Беренис, которая столько слышала о Стэйне от Каупервуда, узнав о приезде этого англичанина, сразу загорелась любопытством; не без усмешки вспомнила она при этом про головные щетки с графскими гербами и про весьма таинственные шпильки. Она вышла к нему оживленная и уверенная в себе. Ее эффектный туалет — белое платье с голубой лентой вокруг талии, голубая бархатка, перехватывающая пышные рыжие волосы, и голубые туфельки — произвел должное впечатление на Стэйна. Склоняясь над ее тонкой рукой, он подумал о том, что перед ним женщина, для которой каждая минута в жизни полна глубокого смысла, и что честолюбивый и могущественный Каупервуд выбрал вполне подходящий объект для опеки. И взгляд его, в котором он постарался скрыть любопытство, выдавал восхищение.
— Надеюсь, вы извините своему хозяину столь бесцеремонное вторжение, — начал он. — У меня здесь несколько лошадей, которых я собираюсь отослать во Францию, и мне нужно было взглянуть на них.

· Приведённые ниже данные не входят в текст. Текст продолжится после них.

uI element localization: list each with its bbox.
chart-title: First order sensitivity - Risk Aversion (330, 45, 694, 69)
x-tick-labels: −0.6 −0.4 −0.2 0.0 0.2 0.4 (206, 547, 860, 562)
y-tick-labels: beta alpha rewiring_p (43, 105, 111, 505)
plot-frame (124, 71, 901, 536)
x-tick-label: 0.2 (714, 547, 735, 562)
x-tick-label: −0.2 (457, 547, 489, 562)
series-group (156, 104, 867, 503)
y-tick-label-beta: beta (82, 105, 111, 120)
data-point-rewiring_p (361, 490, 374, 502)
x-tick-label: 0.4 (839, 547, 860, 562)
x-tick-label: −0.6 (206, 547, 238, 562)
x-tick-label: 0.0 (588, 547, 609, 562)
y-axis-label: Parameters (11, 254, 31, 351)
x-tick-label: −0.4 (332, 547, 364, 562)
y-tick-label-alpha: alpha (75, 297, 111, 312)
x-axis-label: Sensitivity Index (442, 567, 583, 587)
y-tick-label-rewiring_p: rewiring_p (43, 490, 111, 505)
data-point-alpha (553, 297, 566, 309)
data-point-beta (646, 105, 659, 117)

— Мы с мамой все время ожидали случая познакомиться с владельцем этого очаровательного уголка, — сказала Беренис. — Здесь так хорошо — просто нет слов. А о вас я много слышала от своего опекуна, мистера Каупервуда.
— Я ему весьма обязан за это, — сказал Стэйн, очарованный ее манерой держаться. — Что же до Прайорс-Кова, то я никак не могу принять ваши похвалы на свой счет: это, видите ли, наследственное владение, одно из сокровищ нашей семьи.
Его пригласили на чай, и он остался. Он спросил, как долго они намерены пробыть в Англии. Беренис, сразу же решив быть с ним поосторожнее, ответила, что не знает: это будет зависеть от того, насколько им с мамой здесь понравится. Стэйн не сводил с нее глаз, и ее невозмутимый взор снова и снова сталкивался с его пристальным взглядом. Он держался так просто, что и она позволила себе некоторые, впрочем вполне невинные, вольности, которых никогда не допустила бы, веди он себя иначе. Он намерен посмотреть своих лошадок? Так, может быть, и ей можно взглянуть на них?
Стэйн был в восторге, и они вместе направились к выгону позади конюшен. Он спросил, довольна ли она прислугой и порядком в Прайорс-Кове. Быть может, она и ее матушка пожелают воспользоваться лошадьми, чтобы покататься в коляске или верхом? Или, может быть, ей хочется, чтобы садовник или управляющий фермой что-нибудь изменили или переделали? На ферме, пожалуй, слишком много овец. Он уже подумывал распродать часть. Беренис тут же заявила, что она обожает овец и вообще ей все очень нравится и она не желает никаких перемен. Недели через две-три, сказал Стэйн, он вернется из Франции и по дороге в Трегесол, если они все еще будут здесь, опять навестит их. Быть может, и мистер Каупервуд приедет к этому времени. Если да, он будет очень рад снова встретиться с ним.